1 small carrot, finely grated
1/2 cup rolled oats
1 tsp chia seeds
1 cup milk
Dash of vanilla bean paste or similar
1 small ripe banana
1/4 tsp cinnamon
1/4 tsp ground ginger
Shredded coconut or some chopped nuts to top

Mix all of the ingredients (except coconut/nuts) together in a glass bowl and microwave on high for 2-3 minutes, stirring once. Top with coconut and/or nuts. It will thicken more as it cools.

 

 

Carrot Cake Smoothie

1 small carrot, roughly chopped
1 small ripe banana, ideally frozen (or can add ice)
1 cup milk
1 tsp chia seeds
1/4 cup oats
1 scoop vanilla protein powder (optional) – I use Whey House or Pure
1/4 tsp cinnamon
1/4 tsp ground ginger (optional)

Place the ingredients in a Nutribullet (or powerful blender) and blend until smooth. Great with some shredded coconut on top.

 

 

Roasted Carrot Hummus

I always roast extra carrots when doing this to have as a snack or add to my lunch.
2 carrots, cut into thick sticks
1 tsp coriander seeds
1 tsp cumin seeds
1/2 tsp smoked paprika
1/2 tsp chilli flakes (optional)
Salt and pepper to taste
1 tsp olive oil
1 tin chickpeas, drained
Juice of 1 lemon
2 tbsp tahini

 

Pre-heat oven (fan bake, 180 degrees) and place carrots, seeds, paprika, chilli, salt and pepper in a baking dish. Toss well.
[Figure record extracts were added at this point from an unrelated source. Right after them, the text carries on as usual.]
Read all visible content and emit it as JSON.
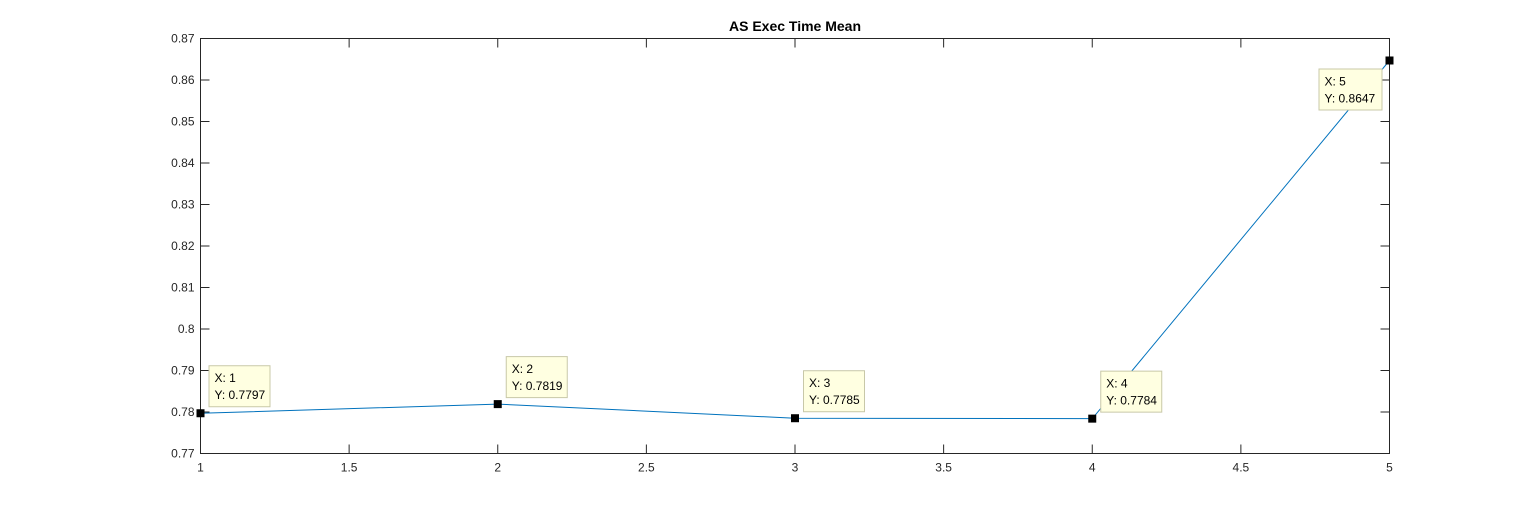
{
  "chart_data": {
    "type": "line",
    "title": "AS Exec Time Mean",
    "xlabel": "",
    "ylabel": "",
    "xlim": [
      1,
      5
    ],
    "ylim": [
      0.77,
      0.87
    ],
    "x": [
      1,
      2,
      3,
      4,
      5
    ],
    "series": [
      {
        "values": [
          0.7797,
          0.7819,
          0.7785,
          0.7784,
          0.8647
        ]
      }
    ],
    "xticks": [
      "1",
      "1.5",
      "2",
      "2.5",
      "3",
      "3.5",
      "4",
      "4.5",
      "5"
    ],
    "yticks": [
      "0.77",
      "0.78",
      "0.79",
      "0.8",
      "0.81",
      "0.82",
      "0.83",
      "0.84",
      "0.85",
      "0.86",
      "0.87"
    ],
    "xtick_values": [
      1,
      1.5,
      2,
      2.5,
      3,
      3.5,
      4,
      4.5,
      5
    ],
    "ytick_values": [
      0.77,
      0.78,
      0.79,
      0.8,
      0.81,
      0.82,
      0.83,
      0.84,
      0.85,
      0.86,
      0.87
    ],
    "datatips": [
      {
        "x_label": "X: 1",
        "y_label": "Y: 0.7797"
      },
      {
        "x_label": "X: 2",
        "y_label": "Y: 0.7819"
      },
      {
        "x_label": "X: 3",
        "y_label": "Y: 0.7785"
      },
      {
        "x_label": "X: 4",
        "y_label": "Y: 0.7784"
      },
      {
        "x_label": "X: 5",
        "y_label": "Y: 0.8647"
      }
    ],
    "grid": false,
    "legend": "none",
    "colors": {
      "line": "#0072BD",
      "marker": "#000000",
      "axis": "#262626",
      "datatip_bg": "#FFFFE1",
      "datatip_border": "#C8C8A8"
    }
  }
}
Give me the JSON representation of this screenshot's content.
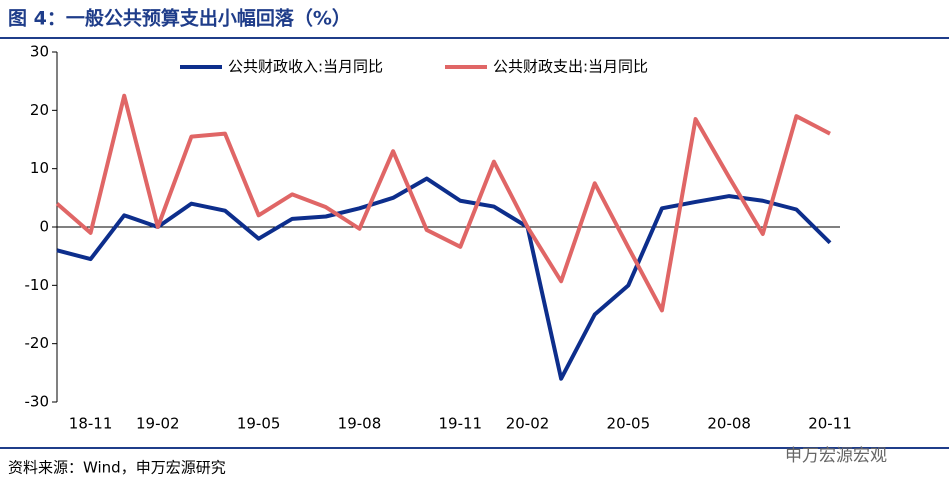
{
  "title": "图 4：一般公共预算支出小幅回落（%）",
  "source": "资料来源：Wind，申万宏源研究",
  "watermark": "申万宏源宏观",
  "chart_data": {
    "type": "line",
    "categories": [
      null,
      "18-11",
      null,
      "19-02",
      null,
      null,
      "19-05",
      null,
      null,
      "19-08",
      null,
      null,
      "19-11",
      null,
      "20-02",
      null,
      null,
      "20-05",
      null,
      null,
      "20-08",
      null,
      null,
      "20-11"
    ],
    "series": [
      {
        "name": "公共财政收入:当月同比",
        "color": "#0d2e8c",
        "values": [
          -4,
          -5.5,
          2,
          0,
          4,
          2.8,
          -2,
          1.4,
          1.8,
          3.2,
          5,
          8.3,
          4.5,
          3.5,
          0,
          -26,
          -15,
          -10,
          3.2,
          4.3,
          5.3,
          4.5,
          3,
          -2.7
        ]
      },
      {
        "name": "公共财政支出:当月同比",
        "color": "#e06666",
        "values": [
          4,
          -1,
          22.5,
          0,
          15.5,
          16,
          2,
          5.6,
          3.4,
          -0.3,
          13,
          -0.5,
          -3.4,
          11.2,
          0,
          -9.3,
          7.5,
          -3.5,
          -14.3,
          18.5,
          8.5,
          -1.2,
          19,
          16
        ]
      }
    ],
    "ylim": [
      -30,
      30
    ],
    "yticks": [
      -30,
      -20,
      -10,
      0,
      10,
      20,
      30
    ],
    "grid": false,
    "legend": "top"
  }
}
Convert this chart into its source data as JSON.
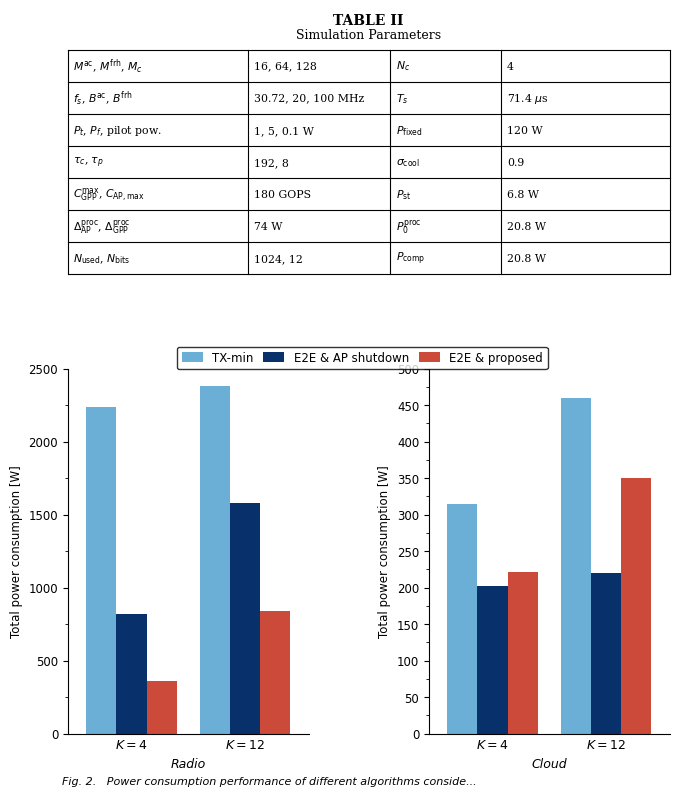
{
  "table_title": "TABLE II",
  "table_subtitle": "Simulation Parameters",
  "table_rows_left": [
    [
      "$M^{\\mathrm{ac}}$, $M^{\\mathrm{frh}}$, $M_c$",
      "16, 64, 128"
    ],
    [
      "$f_s$, $B^{\\mathrm{ac}}$, $B^{\\mathrm{frh}}$",
      "30.72, 20, 100 MHz"
    ],
    [
      "$P_t$, $P_f$, pilot pow.",
      "1, 5, 0.1 W"
    ],
    [
      "$\\tau_c$, $\\tau_p$",
      "192, 8"
    ],
    [
      "$C^{\\mathrm{max}}_{\\mathrm{GPP}}$, $C_{\\mathrm{AP,max}}$",
      "180 GOPS"
    ],
    [
      "$\\Delta^{\\mathrm{proc}}_{\\mathrm{AP}}$, $\\Delta^{\\mathrm{proc}}_{\\mathrm{GPP}}$",
      "74 W"
    ],
    [
      "$N_{\\mathrm{used}}$, $N_{\\mathrm{bits}}$",
      "1024, 12"
    ]
  ],
  "table_rows_right": [
    [
      "$N_c$",
      "4"
    ],
    [
      "$T_s$",
      "71.4 $\\mu$s"
    ],
    [
      "$P_{\\mathrm{fixed}}$",
      "120 W"
    ],
    [
      "$\\sigma_{\\mathrm{cool}}$",
      "0.9"
    ],
    [
      "$P_{\\mathrm{st}}$",
      "6.8 W"
    ],
    [
      "$P^{\\mathrm{proc}}_0$",
      "20.8 W"
    ],
    [
      "$P_{\\mathrm{comp}}$",
      "20.8 W"
    ]
  ],
  "legend_labels": [
    "TX-min",
    "E2E & AP shutdown",
    "E2E & proposed"
  ],
  "colors": [
    "#6baed6",
    "#08306b",
    "#cb4a3a"
  ],
  "radio_k4": [
    2240,
    820,
    360
  ],
  "radio_k12": [
    2380,
    1580,
    840
  ],
  "cloud_k4": [
    315,
    202,
    222
  ],
  "cloud_k12": [
    460,
    220,
    350
  ],
  "radio_ylim": [
    0,
    2500
  ],
  "cloud_ylim": [
    0,
    500
  ],
  "radio_yticks": [
    0,
    500,
    1000,
    1500,
    2000,
    2500
  ],
  "cloud_yticks": [
    0,
    50,
    100,
    150,
    200,
    250,
    300,
    350,
    400,
    450,
    500
  ],
  "xlabel_radio": "Radio",
  "xlabel_cloud": "Cloud",
  "ylabel": "Total power consumption [W]",
  "caption": "Fig. 2.   Power consumption performance of different algorithms conside..."
}
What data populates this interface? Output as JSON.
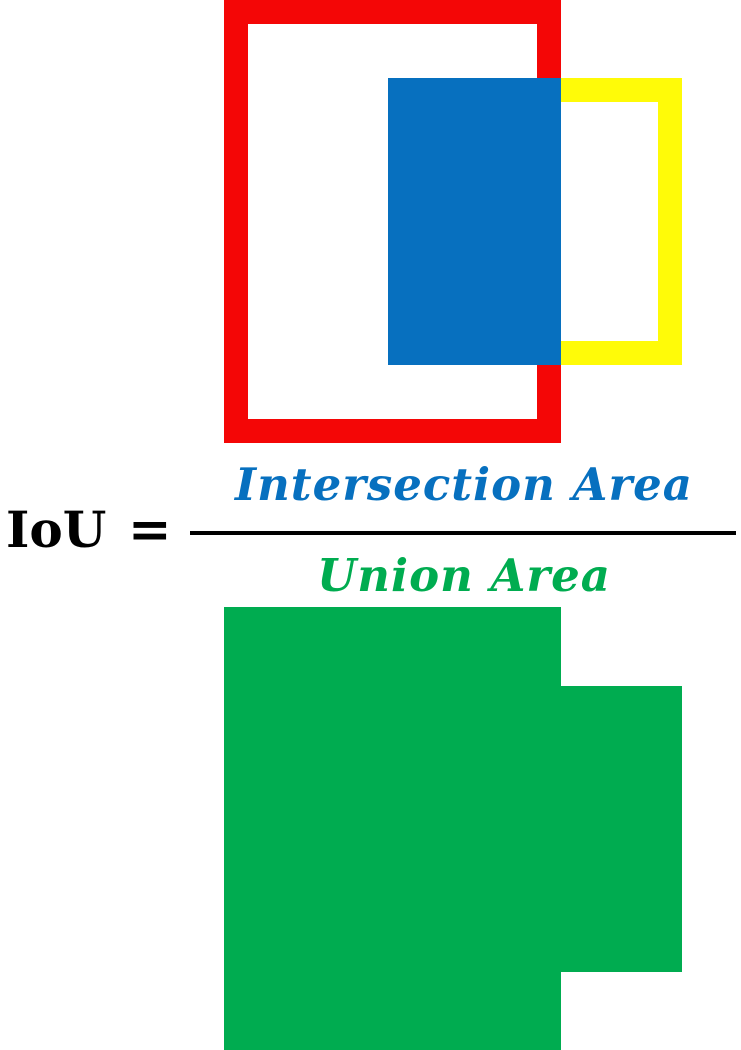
{
  "formula": {
    "lhs": "IoU",
    "equals": "=",
    "numerator": "Intersection Area",
    "denominator": "Union Area"
  },
  "colors": {
    "box_a": "#f40606",
    "box_b": "#fffb08",
    "intersection": "#0770bf",
    "union": "#00ac50",
    "numerator_text": "#0770bf",
    "denominator_text": "#00ac50",
    "formula_text": "#000000"
  }
}
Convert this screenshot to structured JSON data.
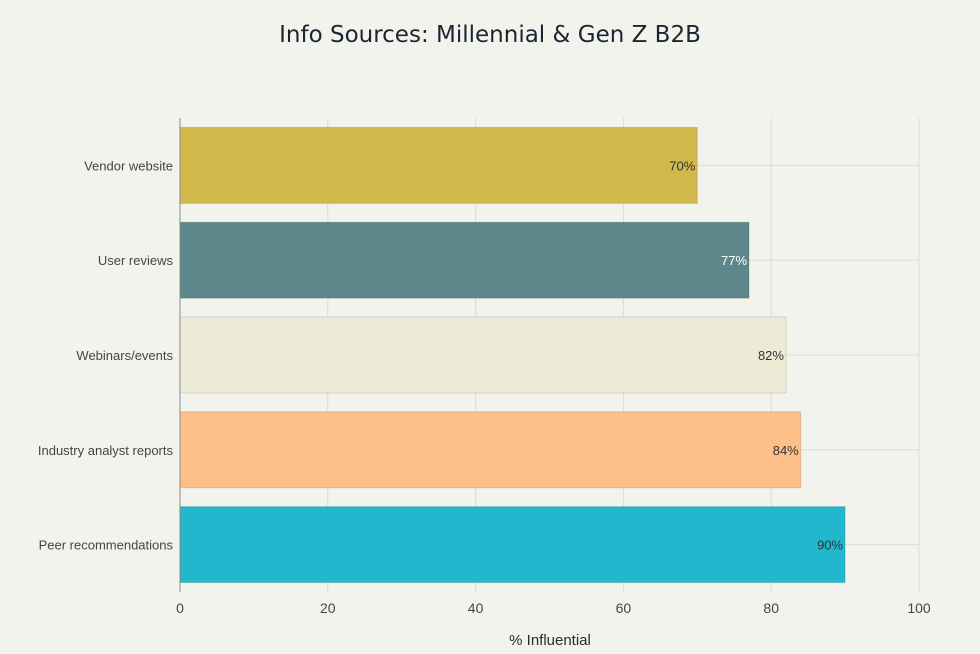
{
  "chart_data": {
    "type": "bar",
    "orientation": "horizontal",
    "title": "Info Sources: Millennial & Gen Z B2B",
    "xlabel": "% Influential",
    "ylabel": "",
    "xlim": [
      0,
      100
    ],
    "xticks": [
      0,
      20,
      40,
      60,
      80,
      100
    ],
    "grid": true,
    "categories": [
      "Vendor website",
      "User reviews",
      "Webinars/events",
      "Industry analyst reports",
      "Peer recommendations"
    ],
    "values": [
      70,
      77,
      82,
      84,
      90
    ],
    "value_labels": [
      "70%",
      "77%",
      "82%",
      "84%",
      "90%"
    ],
    "colors": [
      "#d2b94b",
      "#5e878c",
      "#ecebd5",
      "#fdc08a",
      "#21b7cc"
    ],
    "label_colors": [
      "#333333",
      "#ffffff",
      "#333333",
      "#333333",
      "#333333"
    ]
  }
}
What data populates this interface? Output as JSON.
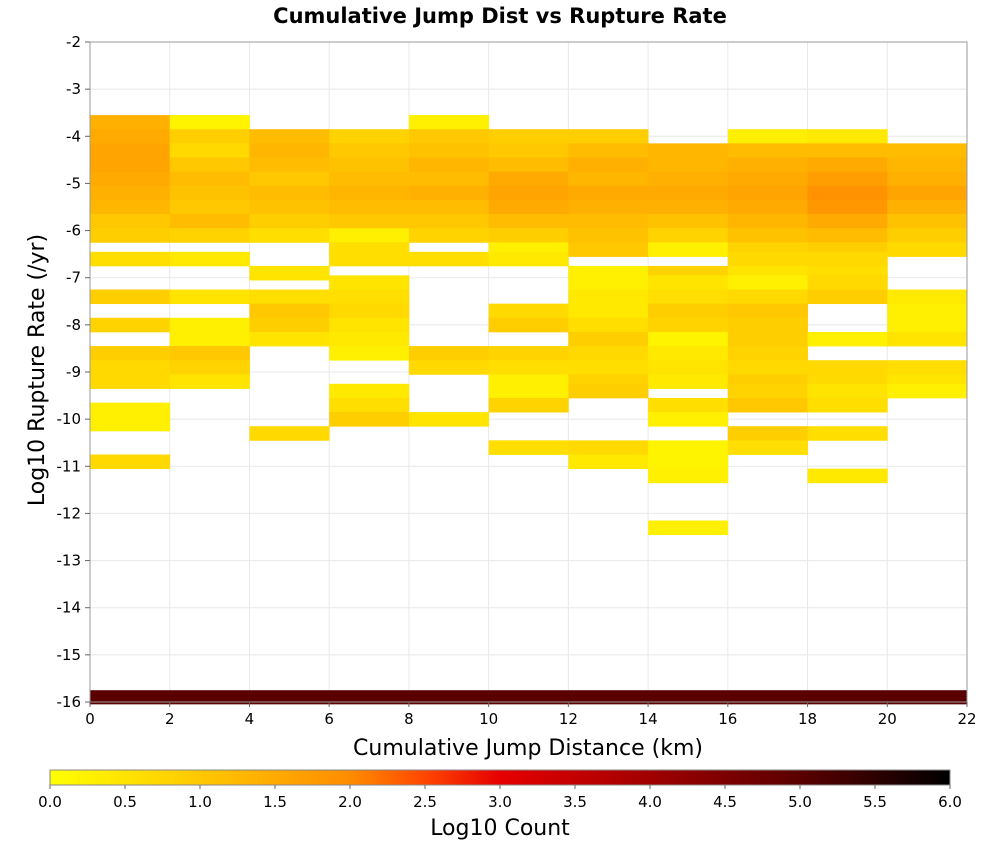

Bake for 15-20 minutes until carrots are golden, turning once or twice. Place the roast carrots and the rest of the ingredients in a food processor and pulse until smooth using a spatula to scrape the sides.

Add 1-2 tbsp of water until you get the consistency you like. It is a great high protein addition to any meal or snack.

 

Here is lunch using the leftover roast carrots, some cooked quinoa, baby spinach, avocado, hummus and some salmon (chicken or tuna would also be great or just add more hummus and leave out the meat for a vegetarian option).